Co to za roznica, czy to zaroweczka czy dioda, chodzilo jedynie o to, czy swieci czy nie.
@xavi muszę Ci przyznać racje 95% ludzi dzwoniących do biura obsługi klienta nie ma zielonego pojęcia o komputerach.... Ale jest druga strona medalu np. w Tp pracują w większości ludzie o równie niskiej wiedzy co dzwoniący i postępują według schematu który mają przed Sobą :/ Dzwonisz do takiego mówisz że masz problem, jaki masz system, co już sprawdziłeś a Oni i tak zaczynają od pytań jaki ma pan system czy widzisz taki a taki obrazek w prawym dolnym rogu :/ żeby po 5 minutach pie**olenia wyszło że wina jest po ich stronie
MarlonLena, jak się nie czyta co się podpisuje, to potem się nazywa innych kanciarzami Poza tym chyba nie sądziłaś, że Netia będzie lepsza od TP skoro TP dzierżawi łącza Netii? Ale ten koleś z filmiku wyżej niezły musiał mieć ubaw
MarlonLena, jak się nie czyta co się podpisuje, to potem się nazywa innych kanciarzami Poza tym chyba nie sądziłaś, że Netia będzie lepsza od TP skoro TP dzierżawi łącza Netii?

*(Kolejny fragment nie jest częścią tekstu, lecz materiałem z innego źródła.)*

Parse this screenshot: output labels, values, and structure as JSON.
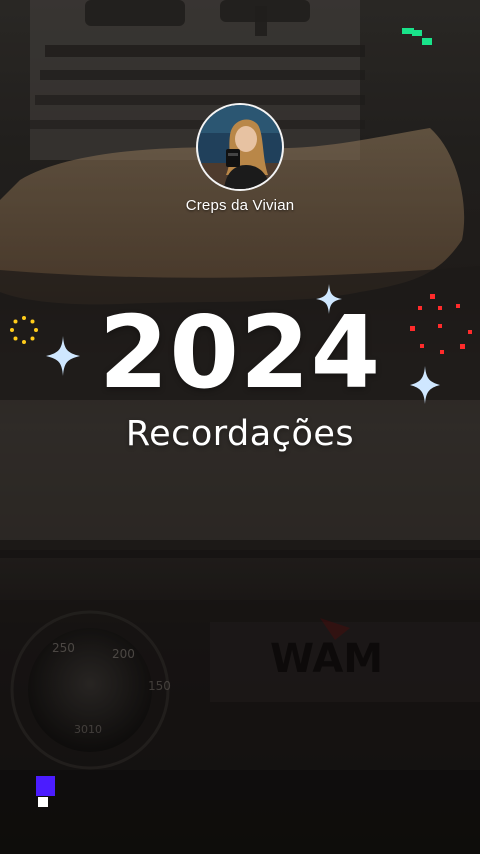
{
  "story": {
    "profile_name": "Creps da Vivian",
    "year": "2024",
    "subtitle": "Recordações"
  },
  "decor": {
    "sparkle_color": "#cfe7ff",
    "sparkle_glow": "#6fb7ff",
    "green_pixels": "#19e38a",
    "red_dots": "#ff2b2b",
    "yellow_ring": "#ffcc1a",
    "purple_block": "#4b1cff"
  }
}
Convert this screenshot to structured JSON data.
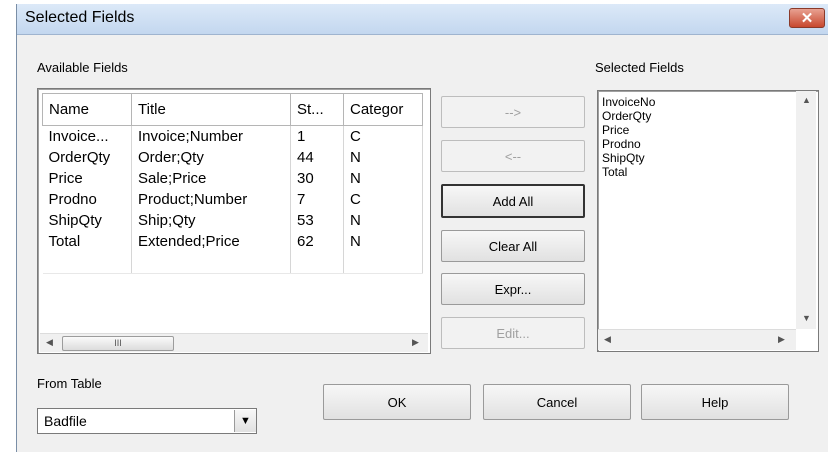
{
  "window": {
    "title": "Selected Fields",
    "close_label": "✕"
  },
  "available": {
    "label": "Available Fields",
    "columns": [
      "Name",
      "Title",
      "St...",
      "Categor"
    ],
    "rows": [
      [
        "Invoice...",
        "Invoice;Number",
        "1",
        "C"
      ],
      [
        "OrderQty",
        "Order;Qty",
        "44",
        "N"
      ],
      [
        "Price",
        "Sale;Price",
        "30",
        "N"
      ],
      [
        "Prodno",
        "Product;Number",
        "7",
        "C"
      ],
      [
        "ShipQty",
        "Ship;Qty",
        "53",
        "N"
      ],
      [
        "Total",
        "Extended;Price",
        "62",
        "N"
      ]
    ],
    "scroll_thumb_label": "III"
  },
  "buttons": {
    "add": "-->",
    "remove": "<--",
    "add_all": "Add All",
    "clear_all": "Clear All",
    "expr": "Expr...",
    "edit": "Edit...",
    "ok": "OK",
    "cancel": "Cancel",
    "help": "Help"
  },
  "selected": {
    "label": "Selected Fields",
    "items": [
      "InvoiceNo",
      "OrderQty",
      "Price",
      "Prodno",
      "ShipQty",
      "Total"
    ]
  },
  "from_table": {
    "label": "From Table",
    "value": "Badfile"
  }
}
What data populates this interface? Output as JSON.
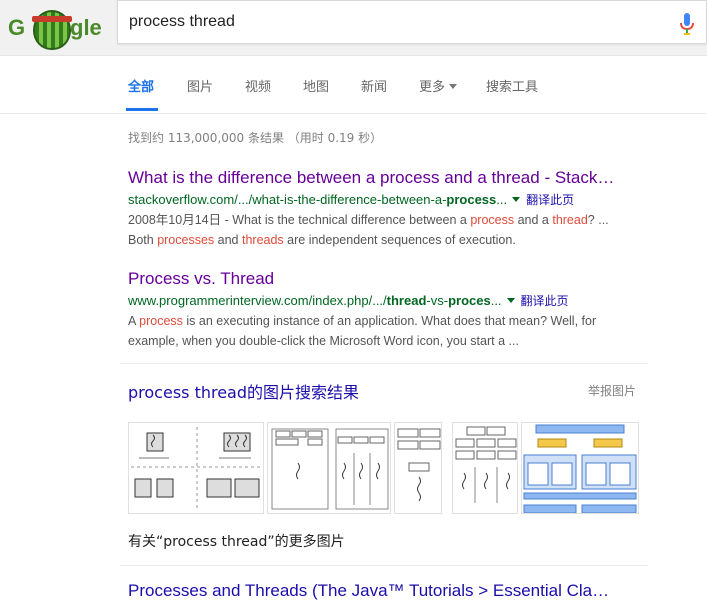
{
  "search": {
    "query": "process thread"
  },
  "tabs": [
    {
      "label": "全部"
    },
    {
      "label": "图片"
    },
    {
      "label": "视频"
    },
    {
      "label": "地图"
    },
    {
      "label": "新闻"
    },
    {
      "label": "更多"
    },
    {
      "label": "搜索工具"
    }
  ],
  "stats": "找到约 113,000,000 条结果 （用时 0.19 秒）",
  "results": [
    {
      "title": "What is the difference between a process and a thread - Stack…",
      "url_prefix": "stackoverflow.com/.../what-is-the-difference-between-a-",
      "url_bold": "process",
      "url_suffix": "...",
      "translate": "翻译此页",
      "snippet": {
        "line1": {
          "a": "2008年10月14日 - What is the technical difference between a ",
          "b": "process",
          "c": " and a ",
          "d": "thread",
          "e": "? ..."
        },
        "line2": {
          "a": "Both ",
          "b": "processes",
          "c": " and ",
          "d": "threads",
          "e": " are independent sequences of execution."
        }
      }
    },
    {
      "title": "Process vs. Thread",
      "url_prefix": "www.programmerinterview.com/index.php/.../",
      "url_bold": "thread",
      "url_mid": "-vs-",
      "url_bold2": "proces",
      "url_suffix": "...",
      "translate": "翻译此页",
      "snippet": {
        "line1": {
          "a": "A ",
          "b": "process",
          "c": " is an executing instance of an application. What does that mean? Well, for"
        },
        "line2": "example, when you double-click the Microsoft Word icon, you start a ..."
      }
    }
  ],
  "images_section": {
    "heading": "process thread的图片搜索结果",
    "report": "举报图片",
    "more": "有关“process thread”的更多图片"
  },
  "last_result": {
    "title": "Processes and Threads (The Java™ Tutorials > Essential Cla…"
  },
  "colors": {
    "link_visited": "#660099",
    "link": "#1a0dab",
    "url_green": "#006621",
    "highlight_red": "#dd4b39",
    "tab_active": "#1a73e8"
  }
}
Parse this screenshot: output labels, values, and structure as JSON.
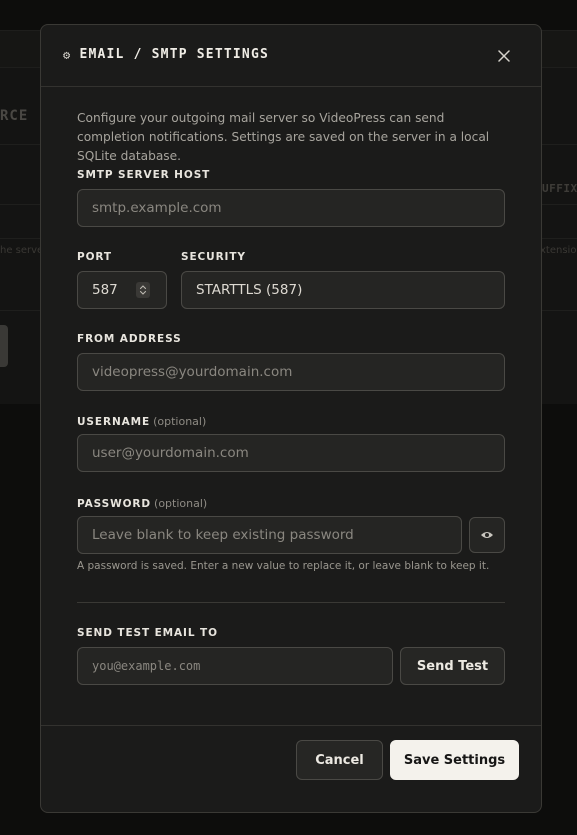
{
  "background": {
    "heading_fragment": "RCE",
    "column_fragment": "UFFIX",
    "row_left_fragment": "he serve",
    "row_right_fragment": "xtensio"
  },
  "modal": {
    "title": "EMAIL / SMTP SETTINGS",
    "gear_icon": "⚙",
    "intro": "Configure your outgoing mail server so VideoPress can send completion notifications. Settings are saved on the server in a local SQLite database."
  },
  "fields": {
    "host": {
      "label": "SMTP SERVER HOST",
      "placeholder": "smtp.example.com",
      "value": ""
    },
    "port": {
      "label": "PORT",
      "value": "587"
    },
    "security": {
      "label": "SECURITY",
      "value": "STARTTLS (587)"
    },
    "from": {
      "label": "FROM ADDRESS",
      "placeholder": "videopress@yourdomain.com",
      "value": ""
    },
    "username": {
      "label": "USERNAME",
      "optional": "(optional)",
      "placeholder": "user@yourdomain.com",
      "value": ""
    },
    "password": {
      "label": "PASSWORD",
      "optional": "(optional)",
      "placeholder": "Leave blank to keep existing password",
      "value": "",
      "help": "A password is saved. Enter a new value to replace it, or leave blank to keep it."
    },
    "test": {
      "label": "SEND TEST EMAIL TO",
      "placeholder": "you@example.com",
      "value": ""
    }
  },
  "buttons": {
    "send_test": "Send Test",
    "cancel": "Cancel",
    "save": "Save Settings"
  },
  "colors": {
    "surface": "#1b1b1a",
    "input_bg": "#252523",
    "border": "#4a4945",
    "primary_bg": "#f4f2ec",
    "primary_text": "#171716"
  }
}
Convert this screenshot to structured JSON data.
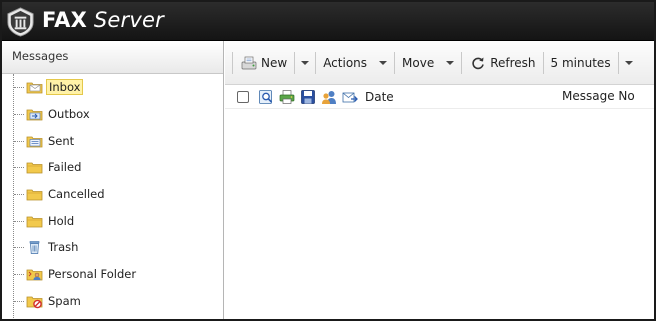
{
  "app": {
    "title_bold": "FAX",
    "title_light": "Server"
  },
  "left_panel": {
    "header": "Messages",
    "folders": [
      {
        "label": "Inbox",
        "icon": "inbox-icon",
        "selected": true
      },
      {
        "label": "Outbox",
        "icon": "outbox-icon",
        "selected": false
      },
      {
        "label": "Sent",
        "icon": "sent-icon",
        "selected": false
      },
      {
        "label": "Failed",
        "icon": "folder-icon",
        "selected": false
      },
      {
        "label": "Cancelled",
        "icon": "folder-icon",
        "selected": false
      },
      {
        "label": "Hold",
        "icon": "folder-icon",
        "selected": false
      },
      {
        "label": "Trash",
        "icon": "trash-icon",
        "selected": false
      },
      {
        "label": "Personal Folder",
        "icon": "personal-folder-icon",
        "selected": false
      },
      {
        "label": "Spam",
        "icon": "spam-icon",
        "selected": false
      }
    ]
  },
  "toolbar": {
    "new_label": "New",
    "actions_label": "Actions",
    "move_label": "Move",
    "refresh_label": "Refresh",
    "interval_label": "5 minutes"
  },
  "grid": {
    "date_header": "Date",
    "message_no_header": "Message No"
  },
  "colors": {
    "header_bg": "#1f1f1f",
    "selected_bg": "#fff2a8",
    "folder_yellow": "#f2c94c"
  }
}
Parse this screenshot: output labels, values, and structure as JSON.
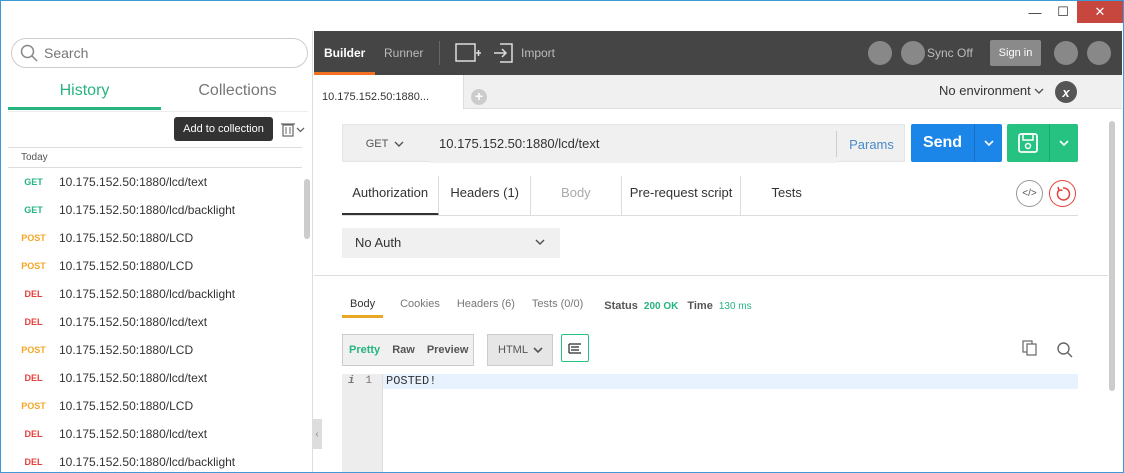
{
  "window": {
    "minimize": "—",
    "maximize": "☐",
    "close": "✕"
  },
  "sidebar": {
    "search_placeholder": "Search",
    "tabs": [
      {
        "label": "History",
        "active": true
      },
      {
        "label": "Collections",
        "active": false
      }
    ],
    "add_to_collection": "Add to collection",
    "group_label": "Today",
    "history": [
      {
        "method": "GET",
        "url": "10.175.152.50:1880/lcd/text"
      },
      {
        "method": "GET",
        "url": "10.175.152.50:1880/lcd/backlight"
      },
      {
        "method": "POST",
        "url": "10.175.152.50:1880/LCD"
      },
      {
        "method": "POST",
        "url": "10.175.152.50:1880/LCD"
      },
      {
        "method": "DEL",
        "url": "10.175.152.50:1880/lcd/backlight"
      },
      {
        "method": "DEL",
        "url": "10.175.152.50:1880/lcd/text"
      },
      {
        "method": "POST",
        "url": "10.175.152.50:1880/LCD"
      },
      {
        "method": "DEL",
        "url": "10.175.152.50:1880/lcd/text"
      },
      {
        "method": "POST",
        "url": "10.175.152.50:1880/LCD"
      },
      {
        "method": "DEL",
        "url": "10.175.152.50:1880/lcd/text"
      },
      {
        "method": "DEL",
        "url": "10.175.152.50:1880/lcd/backlight"
      }
    ]
  },
  "topbar": {
    "builder": "Builder",
    "runner": "Runner",
    "import": "Import",
    "sync": "Sync Off",
    "sign_in": "Sign in"
  },
  "request_tab": {
    "label": "10.175.152.50:1880..."
  },
  "environment": {
    "label": "No environment"
  },
  "request": {
    "method": "GET",
    "url": "10.175.152.50:1880/lcd/text",
    "params": "Params",
    "send": "Send"
  },
  "options_tabs": [
    {
      "label": "Authorization",
      "state": "active"
    },
    {
      "label": "Headers (1)",
      "state": "normal"
    },
    {
      "label": "Body",
      "state": "disabled"
    },
    {
      "label": "Pre-request script",
      "state": "normal"
    },
    {
      "label": "Tests",
      "state": "normal"
    }
  ],
  "auth": {
    "type": "No Auth"
  },
  "response": {
    "tabs": [
      "Body",
      "Cookies",
      "Headers (6)",
      "Tests (0/0)"
    ],
    "status_label": "Status",
    "status_value": "200 OK",
    "time_label": "Time",
    "time_value": "130 ms",
    "formats": [
      "Pretty",
      "Raw",
      "Preview"
    ],
    "language": "HTML",
    "gutter_marker": "i",
    "line_number": "1",
    "body_text": "POSTED!"
  }
}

Ale ten koleś z filmiku wyżej niezły musiał mieć ubaw
To nie o umowę chodzi, chodzi o to, że net rozłaczał. O to, że by wystarczyło, że by(tp) zrobili reset. A mam netie i działa bez problemu już. Problem był w tym, że nie mieli za nas załatwic przejście z tp do netii a wyszło na to że bylismy 5 dni bez internetu(katorga - uzależnienie robi swoje). W tp nie mogłam "oglądac" z torrentów bo mi zawsze po paru minutach rozłęczył
Moze i się na tym nie znam ale wiem ze to moja wina nie była ze rozłaczał, a o wysokim pingu nie wspomnę!